Si china e mi stringe in un abbraccio che sa di gioia incontenibile ed io provo a lasciarmi coinvolgere, anche se temo che da qui in avanti tutto sarà più complicato.
«Avremo un bambino. Non ci posso credere, ma è fantastico. Ma tu perché stai così, non sei contenta?» E mi abbraccia ancora più forte.
Non gli avevo detto niente prima proprio per non tenerlo sulle spine e ora, nel cercare di riprendere il controllo, mi irrigidisco e non sapendo che altro dire rispondo.
«Amore, questa è la bella notizia, ma…»
«Ma? Non capisco». E scioglie il suo abbraccio per scrutarmi meglio in viso.
«Ho fatto il test questa mattina, prima di andare al lavoro e Rita, la mia collega, è stata la prima cui ho confidato il risultato e lei, dopo essersi congratulata per la bella notizia, mi ha fatto riflettere perché ha detto: “Non lo potrai tenere nascosto a lungo e lo sai come la pensano qui”. Poi, mentre sollevavo scatole piene di pelati, mi ha guardato dritta negli occhi e ho capito che già quel continuo piegarmi e sollevare pesi, tra qualche mese non sarei più riuscita a farlo».
«E allora?» Ha insistito Alessandro.
«Le ho risposto che lo sapevo, ma che almeno per qualche mese, fino a quando non si noterà la pancia, avrei cercato di mantenere il segreto e non lo avrei detto a nessuno».
«Non capisco. E poi?». Ha insistito.
«E poi? Poi resto a casa. Perché lo sai, con il contratto che mi ritrovo, non potrei mai continuare a lavorare. La ditta preferisce avvalersi di personale che garantisca continuità. Me lo hanno detto e sottolineato chiaramente al primo colloquio».
«Quindi?» Ha chiesto.
«Quindi, ci troviamo di fronte a un bivio, a dover scegliere tra il figlio che porto in grembo o il lavoro».
«E questo sarebbe il problema? Questa la tua preoccupazione?» Chiede.
«Purtroppo sì. Lo so, sarebbe bello ma come facciamo. Lo volevamo da sempre un bambino e ora che ci siamo, non so cosa fare perché tenere il bambino equivale a perdere il posto».
Alzo la testa e guardo il soffitto. Mi ci vorrei perdere in questo soffitto bianco.

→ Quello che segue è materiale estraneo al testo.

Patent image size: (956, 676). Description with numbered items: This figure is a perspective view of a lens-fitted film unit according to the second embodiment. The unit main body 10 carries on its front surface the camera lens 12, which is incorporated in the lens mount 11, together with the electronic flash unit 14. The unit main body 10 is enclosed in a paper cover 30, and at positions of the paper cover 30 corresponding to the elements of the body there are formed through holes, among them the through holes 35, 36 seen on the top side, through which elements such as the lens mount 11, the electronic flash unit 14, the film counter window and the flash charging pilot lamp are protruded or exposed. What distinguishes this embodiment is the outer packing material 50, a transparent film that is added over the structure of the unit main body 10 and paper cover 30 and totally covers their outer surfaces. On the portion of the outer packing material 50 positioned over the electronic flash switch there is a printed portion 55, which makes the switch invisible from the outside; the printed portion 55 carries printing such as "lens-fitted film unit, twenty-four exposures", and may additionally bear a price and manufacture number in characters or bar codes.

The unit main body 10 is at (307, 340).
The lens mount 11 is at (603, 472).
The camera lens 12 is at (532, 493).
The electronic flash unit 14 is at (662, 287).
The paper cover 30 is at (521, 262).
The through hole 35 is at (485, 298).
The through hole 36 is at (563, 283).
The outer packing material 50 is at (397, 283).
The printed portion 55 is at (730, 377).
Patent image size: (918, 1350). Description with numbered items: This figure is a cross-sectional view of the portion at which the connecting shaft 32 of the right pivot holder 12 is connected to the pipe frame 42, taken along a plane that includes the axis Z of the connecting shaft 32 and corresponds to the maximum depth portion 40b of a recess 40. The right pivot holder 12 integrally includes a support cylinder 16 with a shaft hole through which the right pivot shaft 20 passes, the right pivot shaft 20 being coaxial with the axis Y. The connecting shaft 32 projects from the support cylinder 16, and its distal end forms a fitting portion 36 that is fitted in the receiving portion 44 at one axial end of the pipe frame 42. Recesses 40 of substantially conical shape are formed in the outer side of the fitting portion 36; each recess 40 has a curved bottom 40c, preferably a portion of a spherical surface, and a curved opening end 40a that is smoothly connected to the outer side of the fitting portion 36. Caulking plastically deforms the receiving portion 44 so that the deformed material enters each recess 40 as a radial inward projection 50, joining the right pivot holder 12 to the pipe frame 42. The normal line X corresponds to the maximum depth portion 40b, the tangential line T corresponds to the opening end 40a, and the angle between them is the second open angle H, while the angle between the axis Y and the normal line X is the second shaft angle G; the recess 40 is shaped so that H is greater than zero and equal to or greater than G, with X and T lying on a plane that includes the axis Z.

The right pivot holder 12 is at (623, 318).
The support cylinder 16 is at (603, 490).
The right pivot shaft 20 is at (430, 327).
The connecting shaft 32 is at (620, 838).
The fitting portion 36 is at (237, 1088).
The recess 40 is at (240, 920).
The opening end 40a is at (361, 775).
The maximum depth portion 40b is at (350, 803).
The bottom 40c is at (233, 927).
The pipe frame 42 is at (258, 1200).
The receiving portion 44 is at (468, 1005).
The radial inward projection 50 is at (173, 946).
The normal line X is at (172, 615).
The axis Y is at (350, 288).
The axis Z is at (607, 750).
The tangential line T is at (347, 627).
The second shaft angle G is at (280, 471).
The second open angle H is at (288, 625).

Alessandro invece sembra sereno e continua a ripetere:
«Sarò padre. Sarò padre. Avrò un bambino tutto mio». E conoscendolo so già a cosa sta pensando: a quando lo vedrà nascere, a quando lo porteremo a casa, a quando lo cullerà, a quando lo porteremo a passeggio nel carrozzino.
«E allora? Cos’è che non va? Cosa ti preoccupa?» Torna a chiedermi.
«Ma… ma non capisci? Se teniamo il bambino, perdo il posto. Non ci sono altri modi per dirtelo, e la pasticca amara è meglio ingoiarla subito».
«Perché quel se? Daria, nostro figlio vale più di qualsiasi lavoro, di qualsiasi contratto a termine, più della laurea che tieni chiusa nel cassetto. Io non ho dubbi e voglio il bambino. Tu porti avanti la gravidanza e nel frattempo ci verrà qualche idea. Ne parleremo con i miei, con i tuoi e vedrai che saranno felici di poterci aiutare. In qualche modo risolveremo.
«La fai facile tu. Invece penso che tenerlo sia un salto nel buio, perché se provo a immaginare quello che potrebbe accadere, vengo assalita da mille dubbi e paure. Come faremo ad andare avanti e crescere il bambino con un solo stipendio?»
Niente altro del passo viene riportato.